The Environmental Justice Working Group at Stanford will accelerate community-engaged teaching, learning, and research through EJ partnerships. Building on a long-term collaboration with the Karuk Tribe, we will develop a social impact assessment of Klamath dam removal that centers tribal community well-being. We will partner with SCOPE 2035 to lead a Just Transitions Policy Lab advancing housing and transportation justice, and lead a transdisciplinary EJ curriculum curation project drawing on our national database. Further, we will advance respectful community-academic partnerships through our EJ Communication for Social Change initiative, resulting in high impact publications rooted in reciprocal relationships and EJ principles.

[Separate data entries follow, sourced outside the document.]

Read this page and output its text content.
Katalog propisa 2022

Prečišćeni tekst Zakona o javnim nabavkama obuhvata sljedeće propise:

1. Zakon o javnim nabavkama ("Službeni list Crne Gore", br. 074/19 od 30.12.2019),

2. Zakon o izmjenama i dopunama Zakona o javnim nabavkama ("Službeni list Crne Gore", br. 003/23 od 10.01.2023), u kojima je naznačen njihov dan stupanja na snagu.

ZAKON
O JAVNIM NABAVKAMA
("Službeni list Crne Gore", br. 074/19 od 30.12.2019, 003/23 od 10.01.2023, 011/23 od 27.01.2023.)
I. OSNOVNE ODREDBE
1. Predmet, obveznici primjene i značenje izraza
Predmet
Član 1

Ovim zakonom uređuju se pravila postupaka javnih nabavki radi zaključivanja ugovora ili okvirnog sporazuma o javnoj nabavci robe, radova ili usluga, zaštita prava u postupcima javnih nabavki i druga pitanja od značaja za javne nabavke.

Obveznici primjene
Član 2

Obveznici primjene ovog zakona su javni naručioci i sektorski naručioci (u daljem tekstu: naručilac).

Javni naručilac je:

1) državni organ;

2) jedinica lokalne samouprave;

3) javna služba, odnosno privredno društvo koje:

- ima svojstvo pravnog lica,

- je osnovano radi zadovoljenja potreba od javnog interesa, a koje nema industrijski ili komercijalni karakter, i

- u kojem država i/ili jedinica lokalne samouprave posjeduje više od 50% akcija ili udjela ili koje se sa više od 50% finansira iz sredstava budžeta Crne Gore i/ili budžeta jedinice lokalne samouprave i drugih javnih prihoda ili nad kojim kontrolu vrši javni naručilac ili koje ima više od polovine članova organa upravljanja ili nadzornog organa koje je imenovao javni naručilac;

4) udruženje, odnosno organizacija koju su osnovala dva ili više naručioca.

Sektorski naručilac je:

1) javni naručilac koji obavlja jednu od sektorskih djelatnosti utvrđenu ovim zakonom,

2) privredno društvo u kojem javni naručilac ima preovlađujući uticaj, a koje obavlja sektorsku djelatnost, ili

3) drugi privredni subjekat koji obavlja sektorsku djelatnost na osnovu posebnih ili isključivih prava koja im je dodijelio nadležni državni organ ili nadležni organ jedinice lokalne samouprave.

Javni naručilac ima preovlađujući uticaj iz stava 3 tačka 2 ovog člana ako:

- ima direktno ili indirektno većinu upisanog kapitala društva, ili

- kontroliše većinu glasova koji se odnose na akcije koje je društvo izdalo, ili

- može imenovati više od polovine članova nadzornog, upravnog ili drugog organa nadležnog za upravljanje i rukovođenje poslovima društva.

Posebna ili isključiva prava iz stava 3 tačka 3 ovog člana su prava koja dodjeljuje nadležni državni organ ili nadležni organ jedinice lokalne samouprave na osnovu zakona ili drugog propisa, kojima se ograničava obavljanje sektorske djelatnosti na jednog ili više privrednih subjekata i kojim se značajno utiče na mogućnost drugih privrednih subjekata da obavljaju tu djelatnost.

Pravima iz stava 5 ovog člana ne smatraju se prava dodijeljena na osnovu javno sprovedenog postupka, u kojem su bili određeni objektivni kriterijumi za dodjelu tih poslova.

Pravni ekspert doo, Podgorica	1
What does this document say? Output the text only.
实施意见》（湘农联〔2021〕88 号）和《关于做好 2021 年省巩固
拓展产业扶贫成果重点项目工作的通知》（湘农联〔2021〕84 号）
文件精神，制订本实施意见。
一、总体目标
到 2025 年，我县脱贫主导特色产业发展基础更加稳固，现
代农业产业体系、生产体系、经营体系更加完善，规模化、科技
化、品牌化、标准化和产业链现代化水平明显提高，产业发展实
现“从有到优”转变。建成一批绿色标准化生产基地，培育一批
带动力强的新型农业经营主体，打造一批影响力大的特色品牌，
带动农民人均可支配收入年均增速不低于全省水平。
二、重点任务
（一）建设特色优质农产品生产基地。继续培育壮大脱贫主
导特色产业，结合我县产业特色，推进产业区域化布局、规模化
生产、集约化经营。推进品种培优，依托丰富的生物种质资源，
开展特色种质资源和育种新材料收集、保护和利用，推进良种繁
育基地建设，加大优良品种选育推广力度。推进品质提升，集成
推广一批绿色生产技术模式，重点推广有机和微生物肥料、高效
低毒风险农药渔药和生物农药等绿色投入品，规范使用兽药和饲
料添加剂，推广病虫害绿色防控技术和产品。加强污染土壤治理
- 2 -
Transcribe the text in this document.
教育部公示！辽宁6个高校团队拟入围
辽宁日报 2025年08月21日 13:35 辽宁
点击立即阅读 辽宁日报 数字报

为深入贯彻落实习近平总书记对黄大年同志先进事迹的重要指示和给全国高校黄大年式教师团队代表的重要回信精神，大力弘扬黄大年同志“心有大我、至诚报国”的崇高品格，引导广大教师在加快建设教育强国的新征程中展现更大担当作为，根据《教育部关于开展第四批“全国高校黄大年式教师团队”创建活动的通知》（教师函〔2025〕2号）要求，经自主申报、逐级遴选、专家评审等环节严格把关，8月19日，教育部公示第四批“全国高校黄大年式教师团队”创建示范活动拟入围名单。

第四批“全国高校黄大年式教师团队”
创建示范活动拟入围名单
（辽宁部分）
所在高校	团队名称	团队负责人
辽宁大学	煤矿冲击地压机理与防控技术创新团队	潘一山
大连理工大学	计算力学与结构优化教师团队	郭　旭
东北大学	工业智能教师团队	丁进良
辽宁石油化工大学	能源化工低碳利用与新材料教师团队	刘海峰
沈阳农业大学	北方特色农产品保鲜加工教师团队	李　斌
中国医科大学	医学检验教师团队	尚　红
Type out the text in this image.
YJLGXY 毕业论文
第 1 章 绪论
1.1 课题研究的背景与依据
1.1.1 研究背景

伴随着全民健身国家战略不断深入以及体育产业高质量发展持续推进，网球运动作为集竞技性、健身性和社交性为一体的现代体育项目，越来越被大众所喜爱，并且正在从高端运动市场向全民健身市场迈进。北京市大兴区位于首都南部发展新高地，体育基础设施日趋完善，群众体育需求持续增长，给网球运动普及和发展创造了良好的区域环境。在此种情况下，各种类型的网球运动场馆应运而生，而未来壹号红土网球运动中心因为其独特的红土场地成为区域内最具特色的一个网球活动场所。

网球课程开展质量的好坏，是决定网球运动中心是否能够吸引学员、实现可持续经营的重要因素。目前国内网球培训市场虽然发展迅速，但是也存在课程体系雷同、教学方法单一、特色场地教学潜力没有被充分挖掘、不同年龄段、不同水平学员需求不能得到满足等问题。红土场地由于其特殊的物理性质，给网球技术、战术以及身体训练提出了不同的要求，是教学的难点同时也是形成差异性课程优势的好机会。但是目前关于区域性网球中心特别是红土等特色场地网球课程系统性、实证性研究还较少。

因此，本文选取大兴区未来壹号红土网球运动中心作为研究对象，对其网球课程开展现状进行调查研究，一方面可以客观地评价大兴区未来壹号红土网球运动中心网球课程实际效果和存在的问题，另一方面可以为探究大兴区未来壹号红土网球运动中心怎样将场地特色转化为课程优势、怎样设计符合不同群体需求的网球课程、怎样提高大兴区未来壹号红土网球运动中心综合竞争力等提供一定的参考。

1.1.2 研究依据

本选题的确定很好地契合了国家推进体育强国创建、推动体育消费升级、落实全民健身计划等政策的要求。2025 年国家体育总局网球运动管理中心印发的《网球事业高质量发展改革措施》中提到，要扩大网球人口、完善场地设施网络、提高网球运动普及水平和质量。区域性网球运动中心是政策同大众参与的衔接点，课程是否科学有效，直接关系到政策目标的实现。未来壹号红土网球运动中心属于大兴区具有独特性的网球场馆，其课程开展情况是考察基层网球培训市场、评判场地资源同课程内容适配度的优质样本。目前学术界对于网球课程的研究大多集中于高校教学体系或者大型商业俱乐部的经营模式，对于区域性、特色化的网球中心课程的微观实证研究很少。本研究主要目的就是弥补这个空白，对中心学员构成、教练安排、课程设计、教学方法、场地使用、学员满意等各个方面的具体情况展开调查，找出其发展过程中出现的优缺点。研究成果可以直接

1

TopicsEnvironmental justice

Partnering with Domestic and International Players For More-Effective Energy-Transition Policies and Financing in Indonesia and Vietnam

Thomas Heller and Jeff Ball

This project seeks to help inform effective low-carbon-energy transitions in key Southeast Asian countries, working with international donors and domestic institutions to calibrate finance and policy reforms to political economies. Focusing on Indonesia and Vietnam, and working through multilateral Just Energy Transition Partnerships, it seeks to support energy planning, including equity for fossil-fuel-dependent constituencies. Based at Stanford’s Steyer-Taylor Center for Energy Policy and Finance, it involves policy labs with Stanford students, aims to deepen relationships with Southeast Asian institutions and universities, is led by the center’s Jeffrey Ball and Thomas Heller, and coordinates with the Sustainable Finance Initiative.